Bangor Post Office is a two-storey Neo-Georgian building erected in 1936 to designs by T F O Rippingham for the Northern Ireland Ministry of Finance. It occupies a prominent corner position at the top of Main Street in Bangor town centre, where four roads converge.

The building is rectangular on plan with one and two-storey returns to the rear. The roof is pantile with deep overhanging eaves carried on steel brackets, fitted with plastic rainwater goods. The walls are Flemish-bonded red brick with an ashlar plinth and sandstone cornice, featuring a continuous sill to the first floor.

The principal elevation faces north-west and is symmetrically composed with three windows flanking a central doorway on each side, with slightly recessed and lower wings to both sides. The wings contain a single opening to the first floor and a semi-circular window above a continuous high-level sill course to the ground floor. The entrance is approached by four stone steps and comprises a three-panelled double-leaf timber door set in a fluted ashlar surround with twisted rope-moulded detail. Above this is a decorative console-bracketed pediment with moulded cornice and shallow dentillation, all surmounted by a fanlight set into an arched brick niche. Letter boxes are positioned under the windows to the left and right of the entrance; notably, the box to the left is a rare Edward VIII post box. The first-floor windows are steel casements with multi-paned glazing and splayed soldier courses to the lintels, whilst the ground-floor windows are set in arched niches.

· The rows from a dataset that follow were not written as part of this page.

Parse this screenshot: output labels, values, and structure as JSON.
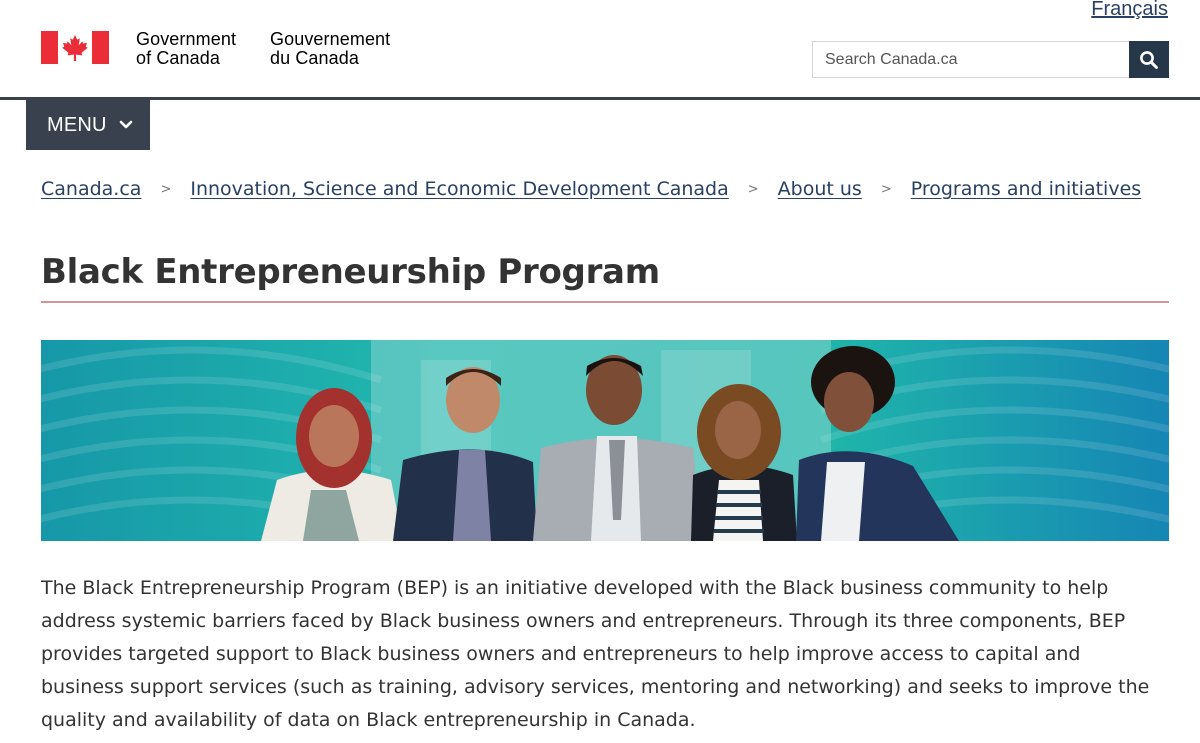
{
  "header": {
    "language_toggle": "Français",
    "fip_en_line1": "Government",
    "fip_en_line2": "of Canada",
    "fip_fr_line1": "Gouvernement",
    "fip_fr_line2": "du Canada",
    "search_placeholder": "Search Canada.ca",
    "search_icon": "search-icon"
  },
  "menu": {
    "label": "MENU",
    "icon": "chevron-down-icon"
  },
  "breadcrumb": {
    "items": [
      "Canada.ca",
      "Innovation, Science and Economic Development Canada",
      "About us",
      "Programs and initiatives"
    ],
    "separator": ">"
  },
  "main": {
    "title": "Black Entrepreneurship Program",
    "intro": "The Black Entrepreneurship Program (BEP) is an initiative developed with the Black business community to help address systemic barriers faced by Black business owners and entrepreneurs. Through its three components, BEP provides targeted support to Black business owners and entrepreneurs to help improve access to capital and business support services (such as training, advisory services, mentoring and networking) and seeks to improve the quality and availability of data on Black entrepreneurship in Canada."
  },
  "colors": {
    "flag_red": "#eb2d37",
    "link": "#284162",
    "header_rule": "#38414d",
    "search_button": "#26374a",
    "title_rule": "#af3c43",
    "banner_teal": "#1fb5aa",
    "banner_blue": "#1a8fb8"
  }
}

The north-east elevation is abutted by an adjoining building. The south-west elevation is abutted by an additional bay and comprises a ramped pedimented entrance to the ground floor with a single window to the first floor. The rear south-east elevation contains three windows to the first floor and a single opening, with a two-storey extension abutted to the right and a single-storey flat-roof extension beyond. To the left of the main block is a double-height flat-roof return with a glass cupola over a single-storey section, with two window openings to the exposed section.

The Edward VIII letter box is historically significant. Only six such boxes were manufactured during Edward VIII's short reign, which lasted from 20 January 1936 to 11 December 1936. This Post Office is one of only two in the UK to retain an Edward VIII letter box, as many were altered following the abdication. Of approximately 100,000 letter boxes in the UK, only 57 with Edward VIII's Royal Cipher have been identified.

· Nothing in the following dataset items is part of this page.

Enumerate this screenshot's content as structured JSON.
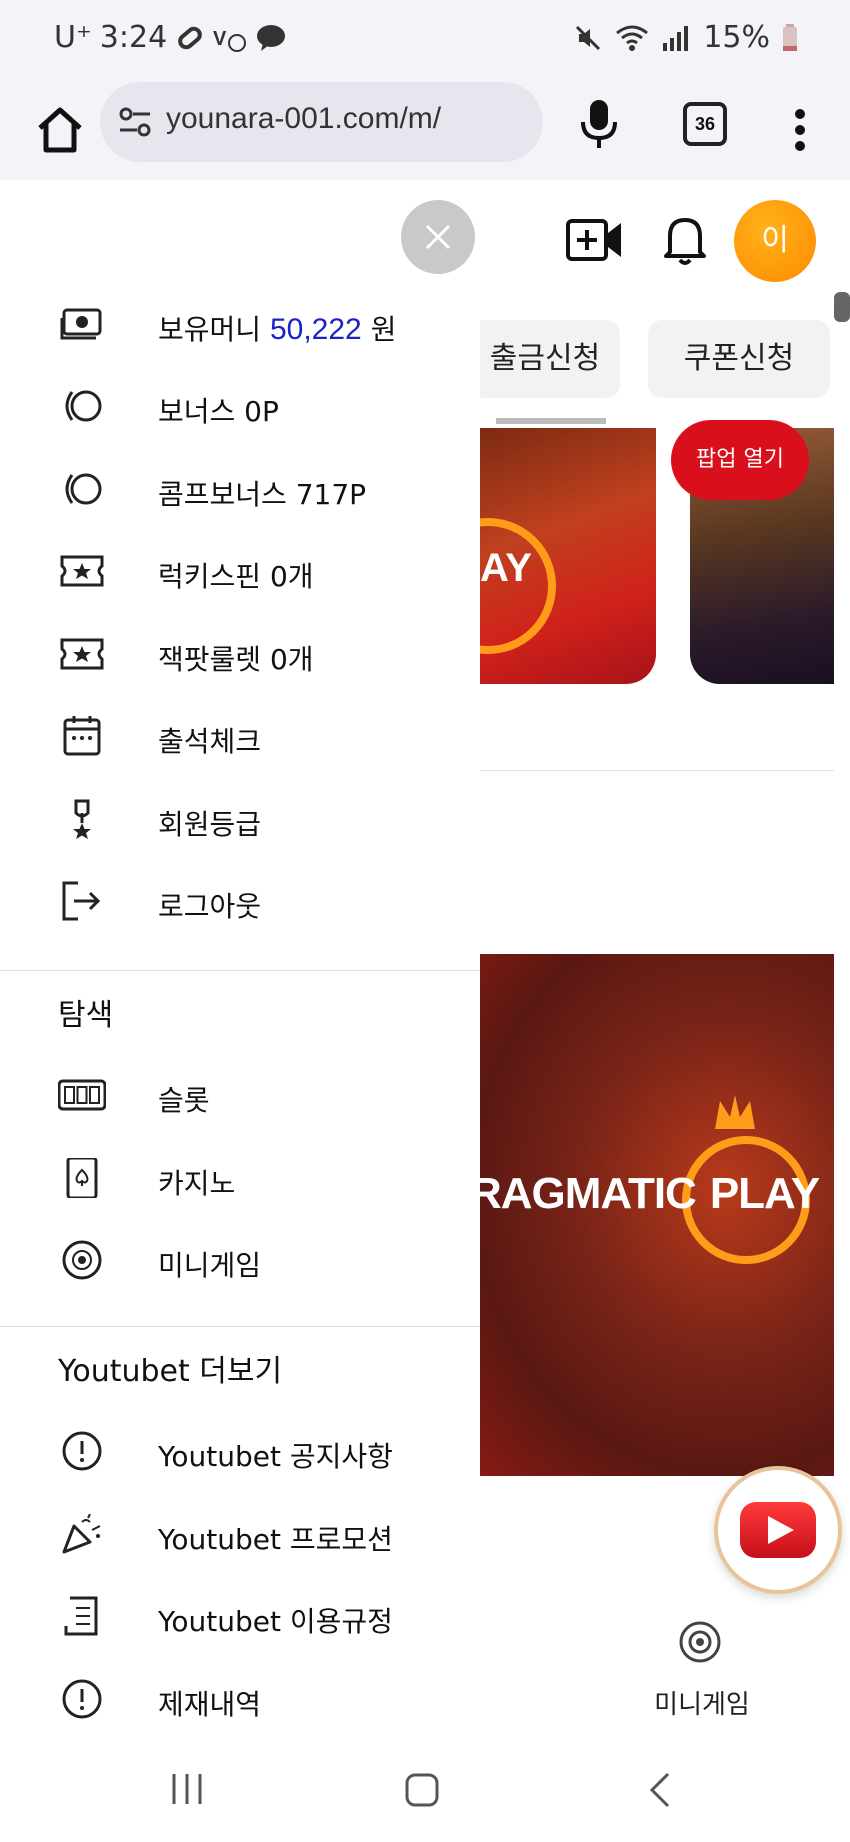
{
  "status_bar": {
    "carrier": "U⁺",
    "time": "3:24",
    "battery": "15%",
    "icons": [
      "link-icon",
      "volte-icon",
      "chat-bubble-icon",
      "mute-icon",
      "wifi-icon",
      "signal-icon",
      "battery-icon"
    ]
  },
  "browser": {
    "url": "younara-001.com/m/",
    "tab_count": "36"
  },
  "page": {
    "avatar_initial": "이",
    "withdraw_label": "출금신청",
    "coupon_label": "쿠폰신청",
    "popup_label": "팝업 열기",
    "banner1_text": "AY",
    "banner3_text": "RAGMATIC",
    "banner3_play": "PLAY",
    "bottom_minigame_label": "미니게임"
  },
  "drawer": {
    "account_items": [
      {
        "icon": "money-icon",
        "label": "보유머니 ",
        "value": "50,222",
        "suffix": " 원"
      },
      {
        "icon": "bonus-coin-icon",
        "label": "보너스 0P"
      },
      {
        "icon": "comp-bonus-icon",
        "label": "콤프보너스 717P"
      },
      {
        "icon": "ticket-star-icon",
        "label": "럭키스핀 0개"
      },
      {
        "icon": "ticket-star-icon",
        "label": "잭팟룰렛 0개"
      },
      {
        "icon": "calendar-icon",
        "label": "출석체크"
      },
      {
        "icon": "medal-icon",
        "label": "회원등급"
      },
      {
        "icon": "logout-icon",
        "label": "로그아웃"
      }
    ],
    "explore": {
      "title": "탐색",
      "items": [
        {
          "icon": "slot-machine-icon",
          "label": "슬롯"
        },
        {
          "icon": "playing-card-icon",
          "label": "카지노"
        },
        {
          "icon": "chip-icon",
          "label": "미니게임"
        }
      ]
    },
    "more": {
      "title": "Youtubet 더보기",
      "items": [
        {
          "icon": "alert-circle-icon",
          "label": "Youtubet 공지사항"
        },
        {
          "icon": "party-popper-icon",
          "label": "Youtubet 프로모션"
        },
        {
          "icon": "document-icon",
          "label": "Youtubet 이용규정"
        },
        {
          "icon": "alert-circle-icon",
          "label": "제재내역"
        }
      ]
    }
  },
  "colors": {
    "accent_money": "#1a22c8",
    "popup_red": "#d9101c",
    "avatar_orange": "#ff9a0a"
  }
}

The building was first shown on the fifth edition Ordnance Survey map of 1939. During the early hours of 7 March 1993, a large bomb detonated approximately 30 metres from the front elevation, damaging the front windows, doors, and roof slope. Renovation was carried out under the direction of James Clark & Partners Surveyors and Engineers of Belfast, with the front windows replaced by Joseph McManus Limited, the original manufacturers and installers.

The Post Office remains in active use. It is bounded to the east by a tall brick wall with sliding steel security gates.